What industrialized looks like

The industrial model isn't about removing engineers from the loop. It's about removing the wrong work from their days.

When manufacturing industrialized, craftsmen didn't disappear — they moved up the stack. They designed better products instead of hand-filing parts. They solved harder problems instead of repeating solved ones. The factory handled the repeatable work. The people handled the work that required judgment.

The same transition is available to data engineering teams right now. The tools exist. SQLMesh and dbt-core are production-grade. The infrastructure to run them reliably is well-understood. The gap is a production system that wraps the tools and handles the operational layer.

Here's what that looks like in practice:

Pipelines deploy to production automatically when code merges. Not "someone runs the deploy script when they remember." The act of merging is the deploy. The system handles the rest.
Every change is validated in a staging environment before promotion. SQLMesh's plan workflow makes this possible in a way dbt never could. The system runs the plan, shows the impact, and blocks promotion if something looks wrong.
Failures are detected, diagnosed, and recovered without paging your team. Alerts fire on real failures, not noise. Logs are structured and searchable. Recovery paths are automated where they can be.
New projects go from Git repo to running pipeline in minutes, not sprints. The infrastructure is already there. The patterns are already established. The new project slots into a system that already knows how to run it.

The production system gap

The tools are ready. SQLMesh and dbt-core are production-grade transformation frameworks. The problem is that most teams are still running them without a production system underneath.

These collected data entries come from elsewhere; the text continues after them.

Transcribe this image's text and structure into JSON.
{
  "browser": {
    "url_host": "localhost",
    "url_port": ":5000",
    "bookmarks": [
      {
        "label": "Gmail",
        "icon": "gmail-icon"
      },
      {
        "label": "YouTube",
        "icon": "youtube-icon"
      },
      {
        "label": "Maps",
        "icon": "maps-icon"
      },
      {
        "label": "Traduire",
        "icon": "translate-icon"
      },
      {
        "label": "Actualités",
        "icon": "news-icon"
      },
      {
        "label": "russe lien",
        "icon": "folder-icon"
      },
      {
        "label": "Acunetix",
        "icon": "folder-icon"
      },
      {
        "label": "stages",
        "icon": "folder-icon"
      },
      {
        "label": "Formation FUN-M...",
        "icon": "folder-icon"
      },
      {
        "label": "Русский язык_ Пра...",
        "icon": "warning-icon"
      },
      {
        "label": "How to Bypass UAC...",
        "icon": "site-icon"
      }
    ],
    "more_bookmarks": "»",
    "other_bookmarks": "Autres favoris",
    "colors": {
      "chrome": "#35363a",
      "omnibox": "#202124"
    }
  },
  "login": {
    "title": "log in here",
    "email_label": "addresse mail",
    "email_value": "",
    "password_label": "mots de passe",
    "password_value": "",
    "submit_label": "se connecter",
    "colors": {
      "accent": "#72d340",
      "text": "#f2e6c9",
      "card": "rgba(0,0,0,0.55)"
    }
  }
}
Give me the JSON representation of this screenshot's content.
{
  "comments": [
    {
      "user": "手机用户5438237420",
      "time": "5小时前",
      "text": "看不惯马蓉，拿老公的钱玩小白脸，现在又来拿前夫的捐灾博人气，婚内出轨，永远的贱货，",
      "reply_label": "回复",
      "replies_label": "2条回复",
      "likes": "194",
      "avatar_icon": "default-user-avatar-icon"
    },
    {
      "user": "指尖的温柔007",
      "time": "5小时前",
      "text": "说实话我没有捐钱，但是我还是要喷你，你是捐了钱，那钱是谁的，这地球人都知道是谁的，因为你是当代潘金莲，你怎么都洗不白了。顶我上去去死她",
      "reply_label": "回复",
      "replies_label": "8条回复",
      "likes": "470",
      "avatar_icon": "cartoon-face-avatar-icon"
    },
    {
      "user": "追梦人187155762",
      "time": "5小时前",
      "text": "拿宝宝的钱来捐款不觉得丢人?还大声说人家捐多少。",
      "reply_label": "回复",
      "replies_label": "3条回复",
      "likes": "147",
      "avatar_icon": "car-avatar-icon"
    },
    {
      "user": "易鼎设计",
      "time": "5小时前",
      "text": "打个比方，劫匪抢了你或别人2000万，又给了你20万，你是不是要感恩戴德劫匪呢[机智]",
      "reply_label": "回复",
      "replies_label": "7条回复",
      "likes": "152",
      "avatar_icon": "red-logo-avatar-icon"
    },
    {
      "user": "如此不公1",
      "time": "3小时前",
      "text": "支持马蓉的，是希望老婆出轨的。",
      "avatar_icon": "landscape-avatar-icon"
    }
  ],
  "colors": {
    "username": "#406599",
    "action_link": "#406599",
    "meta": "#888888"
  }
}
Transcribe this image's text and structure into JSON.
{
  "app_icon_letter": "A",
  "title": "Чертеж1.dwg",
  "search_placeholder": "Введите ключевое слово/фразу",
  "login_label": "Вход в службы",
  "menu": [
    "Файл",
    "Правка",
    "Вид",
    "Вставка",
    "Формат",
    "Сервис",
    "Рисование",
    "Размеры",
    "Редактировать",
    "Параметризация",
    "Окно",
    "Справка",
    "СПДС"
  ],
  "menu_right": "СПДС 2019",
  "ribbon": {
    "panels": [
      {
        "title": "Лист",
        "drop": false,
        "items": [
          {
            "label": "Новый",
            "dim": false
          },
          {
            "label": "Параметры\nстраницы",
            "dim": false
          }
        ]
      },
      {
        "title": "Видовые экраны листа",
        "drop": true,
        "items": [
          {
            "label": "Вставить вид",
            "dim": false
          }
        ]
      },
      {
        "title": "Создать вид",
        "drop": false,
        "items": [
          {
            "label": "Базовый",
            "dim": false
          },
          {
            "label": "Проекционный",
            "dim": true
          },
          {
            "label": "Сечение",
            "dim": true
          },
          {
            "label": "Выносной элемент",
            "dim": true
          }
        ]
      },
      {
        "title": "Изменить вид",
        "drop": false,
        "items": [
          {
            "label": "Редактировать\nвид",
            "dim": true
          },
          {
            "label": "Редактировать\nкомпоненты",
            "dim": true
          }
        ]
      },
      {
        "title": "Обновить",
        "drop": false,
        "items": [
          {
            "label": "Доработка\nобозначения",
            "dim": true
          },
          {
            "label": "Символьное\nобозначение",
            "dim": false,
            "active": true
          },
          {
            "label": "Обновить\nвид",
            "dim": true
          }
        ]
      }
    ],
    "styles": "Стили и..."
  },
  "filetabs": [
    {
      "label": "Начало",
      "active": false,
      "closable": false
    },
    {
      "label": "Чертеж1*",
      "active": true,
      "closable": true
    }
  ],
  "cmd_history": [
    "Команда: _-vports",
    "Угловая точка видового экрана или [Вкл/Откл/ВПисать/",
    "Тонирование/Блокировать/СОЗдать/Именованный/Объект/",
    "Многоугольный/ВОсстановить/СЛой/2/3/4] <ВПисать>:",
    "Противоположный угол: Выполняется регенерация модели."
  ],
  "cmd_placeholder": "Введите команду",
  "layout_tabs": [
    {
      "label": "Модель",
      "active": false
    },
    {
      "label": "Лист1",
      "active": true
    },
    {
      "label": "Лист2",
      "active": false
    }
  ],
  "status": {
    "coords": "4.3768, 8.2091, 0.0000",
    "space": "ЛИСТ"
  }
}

That means every team independently solves the same set of problems: containerization, CI/CD pipelines, state database management, scheduling, monitoring, alerting, deployment automation, environment isolation. These are solved problems — but they're solved individually, from scratch, at every company.

The industrial model means building that production system once, correctly, and letting every team benefit from it. Your engineers do the work that requires judgment — data modeling, business logic, analytical thinking. The production system handles the operational layer underneath.

The goal is for engineers to stop asking "is the pipeline healthy?" and start asking "what should the pipeline do next?" That's the transition from craft-era to industrial.